New law not keeping Chinese away: experts
CNATAIPEI -- A new travel law China launched on Tuesday should have only a limited impact on the number of Chinese tourists visiting Taiwan over its weeklong National Day holiday that kicked off the same day, tourism insiders said.
October 2, 2013, 12:09 am TWN
“Statistics showed that interested Chinese tourists are not put off by higher travel fees under the new law,” said Chen Chiung-hua, deputy chief of the Tourism Bureau's hotel, travel and training division.
Between 5,000 and 7,000 Chinese tourists have arrived in Taiwan per day during the first few days of the holiday week, about the same level as last year, according to bureau data.
Under China's Tourism Law, travel groups are prohibited from luring tourists with low-priced tours and then making money by receiving commissions from shops to which they bring their tour groups or by requiring additional fees for certain services.
The law has already resulted in significant price hikes. A typical eight-day-seven-night tour package for tourists from southeastern China, for example, has risen to between 6,500 Chinese yuan (US$1,000) and 7,000 yuan from the previous 3,000 yuan during the peak travel season.
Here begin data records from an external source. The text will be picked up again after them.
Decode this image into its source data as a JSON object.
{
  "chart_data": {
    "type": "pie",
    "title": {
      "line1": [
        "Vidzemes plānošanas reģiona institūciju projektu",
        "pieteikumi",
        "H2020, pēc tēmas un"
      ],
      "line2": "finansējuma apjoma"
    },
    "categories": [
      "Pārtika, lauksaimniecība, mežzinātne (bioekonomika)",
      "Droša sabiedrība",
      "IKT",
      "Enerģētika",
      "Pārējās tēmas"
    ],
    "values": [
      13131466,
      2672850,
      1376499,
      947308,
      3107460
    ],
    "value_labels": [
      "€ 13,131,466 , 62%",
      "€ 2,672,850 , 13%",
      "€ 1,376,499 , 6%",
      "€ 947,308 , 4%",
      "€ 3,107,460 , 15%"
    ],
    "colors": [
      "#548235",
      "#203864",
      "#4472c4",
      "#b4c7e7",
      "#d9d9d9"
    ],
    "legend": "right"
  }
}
China's overall tourist numbers arriving in Taiwan over the next week could fall 10 percent from the record 33,748 Chinese group tourists who visited Taiwan between Sept. 30 and Oct. 7 last year, the Travel Agent Association of the Republic of China predicted.
“The price factor is not a major concern for those determined to take advantage of the long holiday break to travel,” said association secretary-general Roget Hsu.
Once the peak travel period ends, however, the new law could take a much harsher toll, Hsu said, predicting that the local tourism sector could suffer a 30 to 50 percent decLINE in sales from the inbound Chinese tourist market by the end of the year.
The transitional period could last until Chinese New Year, when travel demand surges again, but both Chen and Hsu agreed that the new law will eventually benefit the cross-Taiwan Strait travel market. “The law will help weed out rogue players in the tourism sector,” Chen said.
Taiwan attracted a record 2.6 million visitors from China in 2012. During the first eight months of this year, about 1.9 million Chinese visitors came to Taiwan.